Clinical Characteristics
It has been reported in two siblings who show widespread joint pains, emotional lability, defective vision and stuttering. One of the siblings developed normally until the age of 14 years and then complained of fleeting pains in his abdomen and joints, precipitated by excertion. Generalized joint laxity. The girl always showed developmental delay, walked late after age three years and never talked. She probably was deaf but there was a possibility of rubella infection in uterus . She had hyperactivity with aggressive behavior.

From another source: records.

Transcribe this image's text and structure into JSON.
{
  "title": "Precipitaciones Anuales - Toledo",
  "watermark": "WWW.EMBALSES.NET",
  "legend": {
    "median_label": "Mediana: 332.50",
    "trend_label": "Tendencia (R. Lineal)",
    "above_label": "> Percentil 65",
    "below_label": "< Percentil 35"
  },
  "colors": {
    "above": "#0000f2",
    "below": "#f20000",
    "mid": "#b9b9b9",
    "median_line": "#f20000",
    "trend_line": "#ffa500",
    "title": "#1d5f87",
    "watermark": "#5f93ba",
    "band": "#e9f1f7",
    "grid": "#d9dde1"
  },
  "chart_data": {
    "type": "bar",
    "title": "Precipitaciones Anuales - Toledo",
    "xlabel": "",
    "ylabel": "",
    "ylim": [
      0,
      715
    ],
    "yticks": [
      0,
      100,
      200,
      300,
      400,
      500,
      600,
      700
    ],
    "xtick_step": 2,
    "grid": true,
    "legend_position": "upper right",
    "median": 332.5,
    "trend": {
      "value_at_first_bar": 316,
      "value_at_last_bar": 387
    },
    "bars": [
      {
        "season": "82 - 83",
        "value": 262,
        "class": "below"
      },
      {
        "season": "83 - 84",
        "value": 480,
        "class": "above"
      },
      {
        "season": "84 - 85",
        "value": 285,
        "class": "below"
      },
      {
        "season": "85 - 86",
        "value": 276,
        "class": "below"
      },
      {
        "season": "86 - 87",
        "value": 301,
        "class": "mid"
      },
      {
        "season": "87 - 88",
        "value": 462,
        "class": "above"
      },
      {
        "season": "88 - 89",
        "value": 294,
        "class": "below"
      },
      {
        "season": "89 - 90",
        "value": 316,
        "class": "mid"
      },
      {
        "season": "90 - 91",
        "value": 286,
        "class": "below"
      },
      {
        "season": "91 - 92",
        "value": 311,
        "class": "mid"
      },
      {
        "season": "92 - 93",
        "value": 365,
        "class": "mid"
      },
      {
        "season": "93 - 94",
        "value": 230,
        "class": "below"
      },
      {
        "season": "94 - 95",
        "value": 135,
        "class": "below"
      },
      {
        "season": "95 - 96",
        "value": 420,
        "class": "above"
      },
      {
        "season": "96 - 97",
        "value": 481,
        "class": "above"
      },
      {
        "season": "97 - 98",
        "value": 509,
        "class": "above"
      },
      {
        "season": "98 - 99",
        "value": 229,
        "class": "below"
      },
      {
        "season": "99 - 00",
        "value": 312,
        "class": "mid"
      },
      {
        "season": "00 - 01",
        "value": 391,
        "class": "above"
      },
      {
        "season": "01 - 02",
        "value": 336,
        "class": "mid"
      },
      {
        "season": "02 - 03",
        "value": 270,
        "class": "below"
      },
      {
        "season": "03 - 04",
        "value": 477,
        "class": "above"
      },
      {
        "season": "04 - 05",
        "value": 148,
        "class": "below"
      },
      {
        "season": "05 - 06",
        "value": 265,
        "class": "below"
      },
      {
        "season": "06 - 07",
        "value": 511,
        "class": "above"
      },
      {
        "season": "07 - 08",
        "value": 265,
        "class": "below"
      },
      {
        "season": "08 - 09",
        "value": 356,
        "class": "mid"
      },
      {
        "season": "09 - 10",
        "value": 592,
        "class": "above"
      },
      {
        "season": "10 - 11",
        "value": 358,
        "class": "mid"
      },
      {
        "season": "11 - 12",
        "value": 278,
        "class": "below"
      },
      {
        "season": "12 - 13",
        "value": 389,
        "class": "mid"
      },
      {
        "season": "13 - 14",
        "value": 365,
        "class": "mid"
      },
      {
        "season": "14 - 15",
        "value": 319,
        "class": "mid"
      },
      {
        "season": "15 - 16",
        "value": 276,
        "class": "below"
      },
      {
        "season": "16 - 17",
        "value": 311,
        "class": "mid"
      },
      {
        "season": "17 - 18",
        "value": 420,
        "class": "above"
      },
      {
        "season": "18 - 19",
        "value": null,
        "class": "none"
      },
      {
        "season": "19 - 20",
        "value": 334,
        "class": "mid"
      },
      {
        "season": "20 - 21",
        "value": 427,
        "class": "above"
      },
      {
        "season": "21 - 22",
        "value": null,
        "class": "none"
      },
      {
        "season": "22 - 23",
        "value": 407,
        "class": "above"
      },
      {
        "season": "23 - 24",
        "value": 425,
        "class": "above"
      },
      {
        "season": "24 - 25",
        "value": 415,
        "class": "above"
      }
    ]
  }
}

This patient has widespread joint pains, generalized joint laxity, limited elbow extension, ulnar drift of fingers and adduction of thumbs with pes planus. Neurologically there is emotional lability with delayed milestones, stuttering and aggressive outbursts. The eyes shows defective vision with strabismus, myopia, and ocular hypertelorism. It is a very rare condition associated with tryptophanuria as well as marked increase in plasma tryptophan levels. Laboratory shows tryptophanuria and hypertryptophanemia.
Precipitants
Unknown.
Provocation Tests
no
Diagnostic Procedures
There is tryptophanuria as well as marked increase in plasma tryptophan levels.